Les travaux d’aménagements pour plus d’accessibilité sont en pause 

"Les aménagements prévus sont stoppés par le confinement, regrette Jean-Pierre Chambon. On voudrait que revienne à l’agenda politique l’accessibilité universelle, puisque depuis le début du Covid, on n’entend plus parler de rien. C’est très très compliqué de se faire entendre." 

"Pourtant, l’accessibilité universelle concerne tout le monde", martèle-t-il. Les personnes âgées, mais aussi les parents, avec des poussettes, sont en effet contraints d’éviter certaines rues ou certains endroits de la ville. "Ou alors, il faut être très musclé", plaisante Mariam, qui promène son fils dans sa poussette. Elle avoue : "C’est compliqué quand même, c’est la galère en poussette."

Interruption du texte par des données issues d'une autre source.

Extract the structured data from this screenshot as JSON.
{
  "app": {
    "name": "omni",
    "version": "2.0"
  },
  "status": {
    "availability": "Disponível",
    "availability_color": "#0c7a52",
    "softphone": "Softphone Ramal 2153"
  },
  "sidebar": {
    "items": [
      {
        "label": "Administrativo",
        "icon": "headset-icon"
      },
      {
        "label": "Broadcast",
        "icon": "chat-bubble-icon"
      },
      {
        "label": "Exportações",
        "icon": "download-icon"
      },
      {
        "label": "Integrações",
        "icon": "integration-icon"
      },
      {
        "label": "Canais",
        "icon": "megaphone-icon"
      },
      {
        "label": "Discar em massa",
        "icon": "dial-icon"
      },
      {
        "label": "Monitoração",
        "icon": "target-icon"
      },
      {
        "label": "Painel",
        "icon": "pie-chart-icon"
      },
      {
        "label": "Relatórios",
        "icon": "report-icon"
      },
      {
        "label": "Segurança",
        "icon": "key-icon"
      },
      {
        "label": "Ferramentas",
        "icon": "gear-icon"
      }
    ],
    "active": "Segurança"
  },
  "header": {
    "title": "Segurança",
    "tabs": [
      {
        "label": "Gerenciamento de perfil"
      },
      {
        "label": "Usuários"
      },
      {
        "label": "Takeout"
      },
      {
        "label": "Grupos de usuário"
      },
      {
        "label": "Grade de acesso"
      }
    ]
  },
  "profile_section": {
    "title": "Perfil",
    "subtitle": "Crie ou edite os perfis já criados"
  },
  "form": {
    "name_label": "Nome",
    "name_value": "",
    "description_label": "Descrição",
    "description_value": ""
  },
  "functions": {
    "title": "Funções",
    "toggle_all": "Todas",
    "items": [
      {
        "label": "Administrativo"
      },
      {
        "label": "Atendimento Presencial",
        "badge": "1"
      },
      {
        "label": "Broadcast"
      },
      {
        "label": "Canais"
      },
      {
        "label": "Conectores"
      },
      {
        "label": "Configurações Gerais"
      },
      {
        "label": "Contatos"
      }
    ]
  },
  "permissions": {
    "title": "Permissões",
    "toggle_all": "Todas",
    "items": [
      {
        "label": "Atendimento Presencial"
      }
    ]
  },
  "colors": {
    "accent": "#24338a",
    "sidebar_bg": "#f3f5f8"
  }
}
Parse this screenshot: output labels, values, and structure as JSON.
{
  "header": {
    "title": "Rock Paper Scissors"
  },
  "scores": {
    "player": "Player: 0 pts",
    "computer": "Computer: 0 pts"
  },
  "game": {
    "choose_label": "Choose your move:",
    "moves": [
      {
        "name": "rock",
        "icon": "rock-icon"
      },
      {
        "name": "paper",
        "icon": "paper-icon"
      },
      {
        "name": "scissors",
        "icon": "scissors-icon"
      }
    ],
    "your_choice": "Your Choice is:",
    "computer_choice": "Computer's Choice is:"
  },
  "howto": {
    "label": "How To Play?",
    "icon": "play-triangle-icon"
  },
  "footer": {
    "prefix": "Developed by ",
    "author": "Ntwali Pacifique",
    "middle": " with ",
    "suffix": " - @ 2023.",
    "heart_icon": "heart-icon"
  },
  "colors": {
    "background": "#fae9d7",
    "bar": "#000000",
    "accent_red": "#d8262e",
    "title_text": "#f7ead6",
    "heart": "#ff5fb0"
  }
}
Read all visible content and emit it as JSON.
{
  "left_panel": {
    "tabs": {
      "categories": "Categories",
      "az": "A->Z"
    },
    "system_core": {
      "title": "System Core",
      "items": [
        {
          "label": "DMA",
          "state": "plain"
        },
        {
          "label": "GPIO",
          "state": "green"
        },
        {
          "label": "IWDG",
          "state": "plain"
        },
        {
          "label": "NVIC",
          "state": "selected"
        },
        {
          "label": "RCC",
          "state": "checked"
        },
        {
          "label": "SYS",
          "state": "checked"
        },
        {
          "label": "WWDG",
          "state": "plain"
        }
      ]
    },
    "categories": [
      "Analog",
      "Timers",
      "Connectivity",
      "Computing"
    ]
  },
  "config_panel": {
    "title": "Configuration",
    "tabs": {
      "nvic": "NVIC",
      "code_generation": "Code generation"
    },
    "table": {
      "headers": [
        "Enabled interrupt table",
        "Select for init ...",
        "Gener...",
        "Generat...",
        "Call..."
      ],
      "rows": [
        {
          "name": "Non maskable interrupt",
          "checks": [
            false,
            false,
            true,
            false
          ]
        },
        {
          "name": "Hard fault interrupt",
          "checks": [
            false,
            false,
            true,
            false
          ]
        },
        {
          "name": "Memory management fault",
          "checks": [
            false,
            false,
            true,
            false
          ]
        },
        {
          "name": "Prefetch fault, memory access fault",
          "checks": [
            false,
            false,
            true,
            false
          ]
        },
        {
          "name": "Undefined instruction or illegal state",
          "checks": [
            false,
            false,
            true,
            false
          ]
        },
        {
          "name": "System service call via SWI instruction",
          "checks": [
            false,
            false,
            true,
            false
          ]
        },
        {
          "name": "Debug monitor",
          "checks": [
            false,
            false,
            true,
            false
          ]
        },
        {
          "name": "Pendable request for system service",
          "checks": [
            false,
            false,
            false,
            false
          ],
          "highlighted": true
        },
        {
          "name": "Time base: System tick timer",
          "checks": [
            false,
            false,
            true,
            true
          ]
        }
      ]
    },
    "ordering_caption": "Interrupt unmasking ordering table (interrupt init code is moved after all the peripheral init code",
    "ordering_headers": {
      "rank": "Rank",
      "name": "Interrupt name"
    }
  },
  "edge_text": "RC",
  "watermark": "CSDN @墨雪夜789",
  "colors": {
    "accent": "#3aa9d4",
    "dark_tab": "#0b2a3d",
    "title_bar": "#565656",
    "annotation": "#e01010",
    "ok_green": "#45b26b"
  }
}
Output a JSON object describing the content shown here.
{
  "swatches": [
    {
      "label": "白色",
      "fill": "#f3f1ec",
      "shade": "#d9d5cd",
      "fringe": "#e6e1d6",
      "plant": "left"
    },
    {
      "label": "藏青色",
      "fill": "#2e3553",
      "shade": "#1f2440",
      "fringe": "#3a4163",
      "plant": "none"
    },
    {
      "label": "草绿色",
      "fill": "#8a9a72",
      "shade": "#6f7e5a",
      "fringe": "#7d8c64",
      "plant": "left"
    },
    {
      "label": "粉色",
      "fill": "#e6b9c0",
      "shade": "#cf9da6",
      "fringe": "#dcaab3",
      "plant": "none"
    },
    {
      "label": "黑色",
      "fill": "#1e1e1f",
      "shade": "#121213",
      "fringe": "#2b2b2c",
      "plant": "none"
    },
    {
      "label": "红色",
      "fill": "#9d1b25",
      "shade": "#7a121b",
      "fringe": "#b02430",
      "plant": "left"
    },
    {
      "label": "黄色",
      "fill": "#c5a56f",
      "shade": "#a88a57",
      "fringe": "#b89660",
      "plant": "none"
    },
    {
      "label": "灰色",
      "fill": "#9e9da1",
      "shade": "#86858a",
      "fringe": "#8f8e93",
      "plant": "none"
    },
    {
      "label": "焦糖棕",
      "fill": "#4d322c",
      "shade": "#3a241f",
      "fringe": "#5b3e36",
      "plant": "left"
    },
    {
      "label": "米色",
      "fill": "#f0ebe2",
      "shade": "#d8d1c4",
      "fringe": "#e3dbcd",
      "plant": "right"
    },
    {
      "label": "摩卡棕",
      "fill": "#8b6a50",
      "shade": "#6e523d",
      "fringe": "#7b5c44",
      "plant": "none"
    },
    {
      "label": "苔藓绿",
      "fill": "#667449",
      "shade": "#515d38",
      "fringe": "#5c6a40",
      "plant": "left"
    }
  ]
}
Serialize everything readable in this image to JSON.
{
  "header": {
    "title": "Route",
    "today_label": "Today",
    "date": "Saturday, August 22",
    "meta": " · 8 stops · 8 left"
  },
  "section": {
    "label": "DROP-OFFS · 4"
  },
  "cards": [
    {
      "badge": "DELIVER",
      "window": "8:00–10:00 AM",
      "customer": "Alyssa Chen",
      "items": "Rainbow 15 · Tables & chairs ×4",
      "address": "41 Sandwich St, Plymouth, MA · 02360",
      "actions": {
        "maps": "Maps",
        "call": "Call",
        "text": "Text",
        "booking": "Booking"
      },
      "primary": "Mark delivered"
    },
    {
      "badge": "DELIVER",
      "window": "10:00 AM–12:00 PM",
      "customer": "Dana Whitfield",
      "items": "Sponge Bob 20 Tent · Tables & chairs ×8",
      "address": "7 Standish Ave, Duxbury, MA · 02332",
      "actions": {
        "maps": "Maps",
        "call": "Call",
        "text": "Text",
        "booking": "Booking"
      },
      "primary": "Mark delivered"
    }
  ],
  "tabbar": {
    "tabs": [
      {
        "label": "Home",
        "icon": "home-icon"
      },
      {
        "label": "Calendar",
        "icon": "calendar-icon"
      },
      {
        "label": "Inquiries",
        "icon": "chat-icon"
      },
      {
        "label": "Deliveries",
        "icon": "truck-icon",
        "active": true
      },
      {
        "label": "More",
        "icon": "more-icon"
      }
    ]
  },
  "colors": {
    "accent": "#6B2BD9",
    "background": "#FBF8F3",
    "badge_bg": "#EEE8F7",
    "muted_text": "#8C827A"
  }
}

On a dû changer trois fois de poussette.

"Les trottoirs trop hauts ou les pavés, rendent compliqué mon trajet avec la poussette, témoigne Lydie, mère de deux enfants, dont une petite fille de trois ans. Les pavés sont parfois déformés, donc les roues des poussettes se prennent dedans, ça les use. Elles se détériorent tellement vite qu’on a quand même dû changer trois fois de poussette." En outre, les pavés"ça fait énormément de rebonds et certains enfants trouvent ça désagréable, ma fille par exemple n’aime pas ça."

Danger et exclusion

Lydie est aussi auxiliaire de vie : "J'ai des personnes en situation de handicap, en fauteuil roulant, et là, c’est plus compliqué, parce que le poids n’est pas le même." Comme Jean-Pierre, elle aussi trouve que certains trottoirs ne sont pas adaptés : "Quand on arrive sur un passage piéton par exemple, certains ont une plate bande, donc on peut très bien descendre. Pour remonter par contre, on se confronte à des changements au niveau de la hauteur des trottoirs. On est obligé de s’y reprendre à plusieurs fois, et ça peut mettre en danger certains de nos résidents."

La rampe d'accès était cassée.

En plus de la voirie, certains commerces eux aussi posent des problèmes"Il y a beaucoup de magasins en centre-ville qui ne sont pas du tout équipés pour, raconte Lydie. En tant qu’auxiliaires de vie, on a voulu emmener des résidents chez un fleuriste, tout bêtement. Mais la rampe était cassée, donc les personnes n’ont pas pu y rentrer. Ils sont mis de côté en fait. Et pour certaines mamans, ou papas, avec des poussettes c’est la même chose !"

Selon un sondage réalisé par l’association APF, en 2020 : en France, 9 personnes sur 10 éprouveraient des difficultés d’accessibilité, lors de leurs déplacements.